Xanten Die Odyssee auf dem Milchsee

Xanten · Für die Milchviehhalter wird es immer enger. Der Preisverfall lässt die Landwirtschaft nach unmittelbaren Hilfen und Stellschrauben zur Regulierung rufen. Kreislandwirt Wilhelm Neu befürchtet "Strukturbruch und Verarmung."

 Milchbauer Heinz-Gerd Buchmann (links) und sein Sohn Bernd klagen über die niedrigen Milchpreise. Vor fünf Jahren haben sie auf ihrem Hof in den neuen Boxenlaufstall investiert, jetzt geht der Ertrag gegen null.

Milchbauer Heinz-Gerd Buchmann (links) und sein Sohn Bernd klagen über die niedrigen Milchpreise. Vor fünf Jahren haben sie auf ihrem Hof in den neuen Boxenlaufstall investiert, jetzt geht der Ertrag gegen null.

Foto: Ekkehart Malz

Landauf, landab machen die Milchviehhalter in diesen Tagen auf den Preisverfall aufmerksam. Seit dem Ende der Quotenregelung ist der Markt unter Druck. Die großen Discounter diktieren die Preise. Politische Einflüsse wie das Russlandembargo und andere Faktoren wie schwache Nachfrage aus China oder Krisenherden in Nordafrika und dem Nahen Osten lassen den Milchsee anschwellen. Er reicht sozusagen schon über den Horizont hinaus, so dass die Erzeuger nicht sehen können, wohin die Irrfahrt sie führt.

Was sie aktuell sehr wohl sehen, das ist die Diskrepanz zwischen einer Flut von Milch und Ebbe in der Kasse.
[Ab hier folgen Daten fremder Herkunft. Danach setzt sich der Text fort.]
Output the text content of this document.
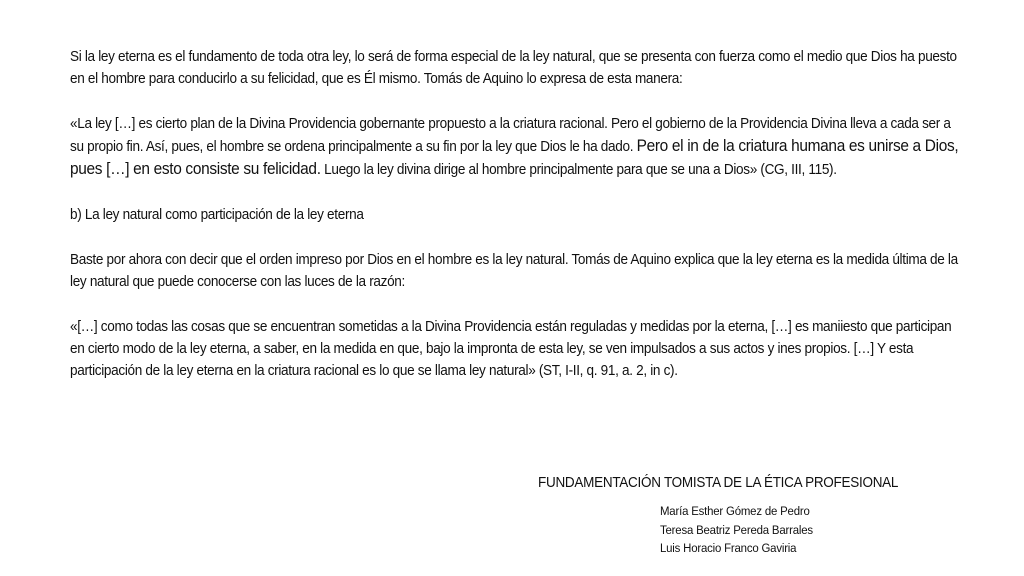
Si la ley eterna es el fundamento de toda otra ley, lo será de forma especial de la ley natural, que se presenta con fuerza como el medio que Dios ha puesto en el hombre para conducirlo a su felicidad, que es Él mismo. Tomás de Aquino lo expresa de esta manera:

«La ley […] es cierto plan de la Divina Providencia gobernante propuesto a la criatura racional. Pero el gobierno de la Providencia Divina lleva a cada ser a su propio fin. Así, pues, el hombre se ordena principalmente a su fin por la ley que Dios le ha dado. Pero el in de la criatura humana es unirse a Dios, pues […] en esto consiste su felicidad. Luego la ley divina dirige al hombre principalmente para que se una a Dios» (CG, III, 115).

b) La ley natural como participación de la ley eterna

Baste por ahora con decir que el orden impreso por Dios en el hombre es la ley natural. Tomás de Aquino explica que la ley eterna es la medida última de la ley natural que puede conocerse con las luces de la razón:

«[…] como todas las cosas que se encuentran sometidas a la Divina Providencia están reguladas y medidas por la eterna, […] es maniiesto que participan en cierto modo de la ley eterna, a saber, en la medida en que, bajo la impronta de esta ley, se ven impulsados a sus actos y ines propios. […] Y esta participación de la ley eterna en la criatura racional es lo que se llama ley natural» (ST, I-II, q. 91, a. 2, in c).

FUNDAMENTACIÓN TOMISTA DE LA ÉTICA PROFESIONAL
María Esther Gómez de Pedro
Teresa Beatriz Pereda Barrales
Luis Horacio Franco Gaviria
Vor dem Milchgipfel, zu dem Bundeslandwirtschaftsminister Christian Schmidt für heute eingeladen hat, mahnt der Vorsitzende der Kreisbauernschaft Wesel, Wilhelm Neu: "Es muss etwas passieren! Die Milchpreise sind jenseits der Schmerzgrenze." Auch bei den Schweinepreisen sehe es nicht besser aus. Diese seien bereits seit Jahren im Keller. Zur Verdeutlichung der dramatischen Lage lud er, zudem auch Vizepräsident des Rheinischen Landwirtschafts-Verbandes (RLV), auf den Hof von Heinz-Gerd und Bernd Buchmann ein.

Vor fünf Jahren hat der Familienbetrieb sich auf Milchvieh konzentriert und in einen neuen Boxenlaufstall investiert. Trotz und auch wegen nahenden Quotenendes, denn die Prognosen für guten Absatz auf dem Weltmarkt stimmten optimistisch. Die neue Anlage mit viel Bewegungsraum für die Tiere gilt als artgerecht und zukunftsweisend. Billig war sie nicht. Das ist nur die Milch. Jetzt geht der Ertrag gegen null. 22 bis 25,67 Cent bekommt der Bauer in NRW für einen Liter. Das heißt: kein Auskommen mit dem Einkommen. Neu warnt vor einer Verarmung der ländlichen Regionen und fordert deshalb einen ganzen Strauß unmittelbarer Hilfen und Stellschrauben zur Regulierung. Aber keine neue Quote.

Statt staatlicher Pauschallösungen sieht er Möglichkeiten in der Anpassung an Gepflogenheiten in andern europäischen Ländern. So sei in Belgien auch Aldi bereit, mehr für die Ware Milch zu zahlen als in Deutschland. "Die Verhandlungsmacht des Milchsektors gegenüber dem Handel muss endlich gestärkt werden", sagt Neu und appelliert an Molkereien, sich für den Kraftzuwachs zusammenzuschließen. Differenzierte Auszahlungspreise durch freiwillige Zusatzvereinbarungen, Bonuszahlungen zur Mengenanpassung oder eine verwertungsbezogene Preisstaffelung seien weitere Themen, die zu diskutieren seien.

Ebenso könne die Politik mit Entlastungen bei der landwirtschaftlichen Sozialversicherung und der Steuer auf Agrardiesel helfen oder auf kostenträchtige Anforderungen im Bau- und Umweltrecht verzichten. Auch die Buchmanns bauen auf gestärkte Molkereien und einen Grundpreis. "30 Cent würden uns retten", sagt Bernd Buchmann (30). Mit 70 Kühen - 24 waren es vor der Umorganisation - und 40 Hektar Land fürs Futter (Getreide und Mais) ist der Betrieb alles andere als übertrieben groß. Unter normalen Umständen reicht es aber für eine Familie. Doch deren Odyssee auf dem Milchsee geht erstmal weiter.